This probably won't help you because of your climate, but for anyone in a zone with a winter growing season and a summer drought, growing fodder trees like acasias and tagasaste as shelter belts is worth considering. Both are legumes and produce high-quality green summer fodder with a good protein content. Tagasaste is also called "tree lucerne".
Cows eat both. Horses eat tagasaste.
Here are some photos - click to enlarge:
This shows a three-year-old line of tagasaste in the background.
A horse in summer eating tagasaste.
Tagasaste completely sheltering the donkey paddock - we live in a very windy, summer-hot area. Our fruit and vegetable garden and house also are sheltered by tagasaste belts. These tagasaste will be cut off at 1.5m when summer feed is required, and will send vigorous new shoots almost immediately now that their roots are in the groundwater!

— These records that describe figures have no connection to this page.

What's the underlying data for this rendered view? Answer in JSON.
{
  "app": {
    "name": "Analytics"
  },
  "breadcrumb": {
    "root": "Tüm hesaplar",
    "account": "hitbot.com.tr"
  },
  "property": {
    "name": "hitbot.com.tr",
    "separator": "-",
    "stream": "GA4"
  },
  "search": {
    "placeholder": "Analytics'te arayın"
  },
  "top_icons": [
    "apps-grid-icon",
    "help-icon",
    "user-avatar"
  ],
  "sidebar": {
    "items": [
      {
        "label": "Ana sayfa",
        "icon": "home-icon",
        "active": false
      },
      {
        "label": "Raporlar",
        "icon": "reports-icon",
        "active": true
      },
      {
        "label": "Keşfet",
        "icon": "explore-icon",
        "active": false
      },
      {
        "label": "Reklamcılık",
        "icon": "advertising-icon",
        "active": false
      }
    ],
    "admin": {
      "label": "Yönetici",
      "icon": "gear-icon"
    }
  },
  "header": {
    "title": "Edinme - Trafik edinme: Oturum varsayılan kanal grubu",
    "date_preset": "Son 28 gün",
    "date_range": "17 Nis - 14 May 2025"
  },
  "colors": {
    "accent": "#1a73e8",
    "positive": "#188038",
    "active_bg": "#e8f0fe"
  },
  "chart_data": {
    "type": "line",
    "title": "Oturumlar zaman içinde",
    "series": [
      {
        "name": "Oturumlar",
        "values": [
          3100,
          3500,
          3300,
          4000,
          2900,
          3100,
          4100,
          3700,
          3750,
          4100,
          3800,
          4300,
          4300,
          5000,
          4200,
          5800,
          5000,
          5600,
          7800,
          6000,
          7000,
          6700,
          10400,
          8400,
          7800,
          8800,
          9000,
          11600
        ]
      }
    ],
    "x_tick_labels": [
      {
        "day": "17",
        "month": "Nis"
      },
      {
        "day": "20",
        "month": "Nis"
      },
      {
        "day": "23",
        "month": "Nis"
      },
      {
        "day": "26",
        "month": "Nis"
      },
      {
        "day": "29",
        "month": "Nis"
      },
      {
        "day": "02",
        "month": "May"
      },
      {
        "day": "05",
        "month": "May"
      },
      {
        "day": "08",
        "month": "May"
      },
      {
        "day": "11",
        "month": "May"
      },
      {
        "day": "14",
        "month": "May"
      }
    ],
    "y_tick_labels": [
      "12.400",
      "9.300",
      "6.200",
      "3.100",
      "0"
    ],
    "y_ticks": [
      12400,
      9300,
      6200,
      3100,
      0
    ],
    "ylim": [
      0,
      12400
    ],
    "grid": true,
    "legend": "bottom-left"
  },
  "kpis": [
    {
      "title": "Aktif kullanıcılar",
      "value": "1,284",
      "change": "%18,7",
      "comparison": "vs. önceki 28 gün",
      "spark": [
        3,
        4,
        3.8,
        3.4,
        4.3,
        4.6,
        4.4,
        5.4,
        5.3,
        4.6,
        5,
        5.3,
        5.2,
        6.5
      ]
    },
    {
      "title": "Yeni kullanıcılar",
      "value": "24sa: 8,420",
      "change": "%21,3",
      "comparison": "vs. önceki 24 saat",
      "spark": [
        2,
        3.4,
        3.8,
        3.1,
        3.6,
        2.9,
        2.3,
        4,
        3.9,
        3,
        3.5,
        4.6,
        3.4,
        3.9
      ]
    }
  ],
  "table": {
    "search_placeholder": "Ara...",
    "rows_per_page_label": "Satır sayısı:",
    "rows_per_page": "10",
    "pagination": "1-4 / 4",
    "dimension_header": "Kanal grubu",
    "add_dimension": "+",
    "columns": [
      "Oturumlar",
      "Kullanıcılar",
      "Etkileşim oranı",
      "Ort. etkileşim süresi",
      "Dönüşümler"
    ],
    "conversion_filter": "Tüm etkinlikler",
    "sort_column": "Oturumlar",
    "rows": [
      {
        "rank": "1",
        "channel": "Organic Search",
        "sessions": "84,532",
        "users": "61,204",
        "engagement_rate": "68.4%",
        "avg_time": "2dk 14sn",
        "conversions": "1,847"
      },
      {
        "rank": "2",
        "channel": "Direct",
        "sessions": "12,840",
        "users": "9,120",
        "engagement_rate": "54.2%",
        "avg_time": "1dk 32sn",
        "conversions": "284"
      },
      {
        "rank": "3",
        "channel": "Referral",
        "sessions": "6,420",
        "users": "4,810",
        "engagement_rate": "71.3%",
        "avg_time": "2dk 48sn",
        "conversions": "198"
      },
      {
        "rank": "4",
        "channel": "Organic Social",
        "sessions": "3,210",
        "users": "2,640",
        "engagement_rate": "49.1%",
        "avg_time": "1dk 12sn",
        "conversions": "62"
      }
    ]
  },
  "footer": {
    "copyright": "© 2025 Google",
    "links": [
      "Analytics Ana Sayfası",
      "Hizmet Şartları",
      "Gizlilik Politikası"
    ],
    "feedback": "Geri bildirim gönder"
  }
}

Three-year-old acacias growing along the driveway (not visible).
Same acacias seen two months earlier from a house window, when in full spring bloom.
All these were hand-planted with an adze after weed control. Tagasaste was obtained at 10c per bare-rooted seedling. We planted 800 and 95% took. Tagasaste also flowers profusely mid-winter, plugging up the usual winter feed gap for bees in this area, and giving our hives an early start on honey-making.
Plus the birds love these hedges.
Acacias were 80c per cell seedling.
Planting shelter belts of fodder trees has many, many benefits besides fodder!